O presente artigo aborda os aspectos jurídicos do fornecimento de medicamentos pelo Estado, sob a ótica de julgados, inclusive de estrita observância, tal como recurso repetitivo do STJ e acórdão do STF dotado de repercussão geral.

Corriqueiramente, a jurisprudência pátria via-se necessitada a decidir, dentre outras coisas, sobre se deveria ser assentado ou não o valor máximo para o custeio de remédios pelo Estado, bem assim se, necessariamente, o medicamento precisa de registro perante a ANVISA para que seja patrocinado.

Sobre essas temáticas, oportuno registrar o teor de ementas dos seguintes julgados do Egrégio Tribunal de Justiça de São Paulo:

MEDICAMENTO. Taquaritinga. Fibrose pulmonar idiopática. Hipoxemia. Esbriet (Pirfenidona) 267mg. Fármaco excepcional e de alto custo. [...].

O fornecimento dos medicamentos excepcionais e de alto custo compete ao Estado, a teor da regionalização e hierarquização das ações de saúde previstas no art. 198 da Constituição Federal e nos termos da Portaria GM-MS no 204 de 29-1-2007, não havendo razão para condenação do município, cujo apelo fica provido.

2. Fornecimento. Medicamento. A necessidade do medicamento, registrado junto à ANVISA desde 13-6- 2016, é comprovada por relatório e receituário expedidos por médico pneumologista. [...]. –Procedência. Recurso do município provido. Recurso oficial parcialmente provido. Recurso do Estado prejudicado.

(TJSP, Apelação Cível 1004359-06.2016.8.26.0619, Rel. Torres de Carvalho, 10ª Câmara de Direito Privado, j. 24/07/2017)

Obrigação de fazer. Fornecimento de medicamento a portador de mieloma múltiplo. Deferimento da medida liminar de tutela antecipada. Revlimid® (lenalidomida) – medicamento de alto custo e uso experimental, não registrado junto à ANVISA, tampouco comercializado no mercado nacional. Ausência dos requisitos legais para o fornecimento. Precedentes. Decisão reformada. Agravo de instrumento provido.

(TJSP, Agravo de Instrumento 2089001-69.2017.8.26.0000, Rel. Antônio Celso Aguilar Corte, 10ª Câmara de Direito Público, j. 24/07/2017)

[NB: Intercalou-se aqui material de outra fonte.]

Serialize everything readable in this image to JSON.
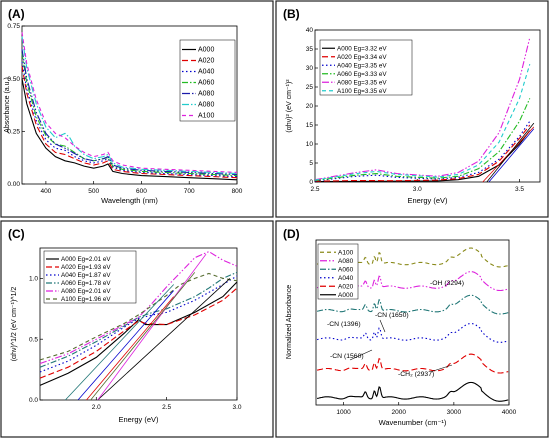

Desses excertos, nota-se que há tempos o Egrégio Tribunal de Justiça determinava que o Estado custeasse o pagamento de medicamentos, mas desde que presentes certos requisitos:

  • i) registro do medicamento perante a ANVISA;

  • ii) laudo médico comprovando a necessidade.

Verificava-se, ainda, que mesmo em caso de medicamentos com alto custo, era comum ver esse Tribunal determinar que fossem patrocinados pelo Estado.

Todavia, esse tipo de decisum continuou sendo objeto de duras críticas, pois havia quem defendia a inviabilidade do pagamento, pelo Estado, de remédios com preço elevado, bem como que os medicamentos indicados pelo profissional da saúde deviam estar no rol de medicamentos do SUS, e não apenas no da ANVISA.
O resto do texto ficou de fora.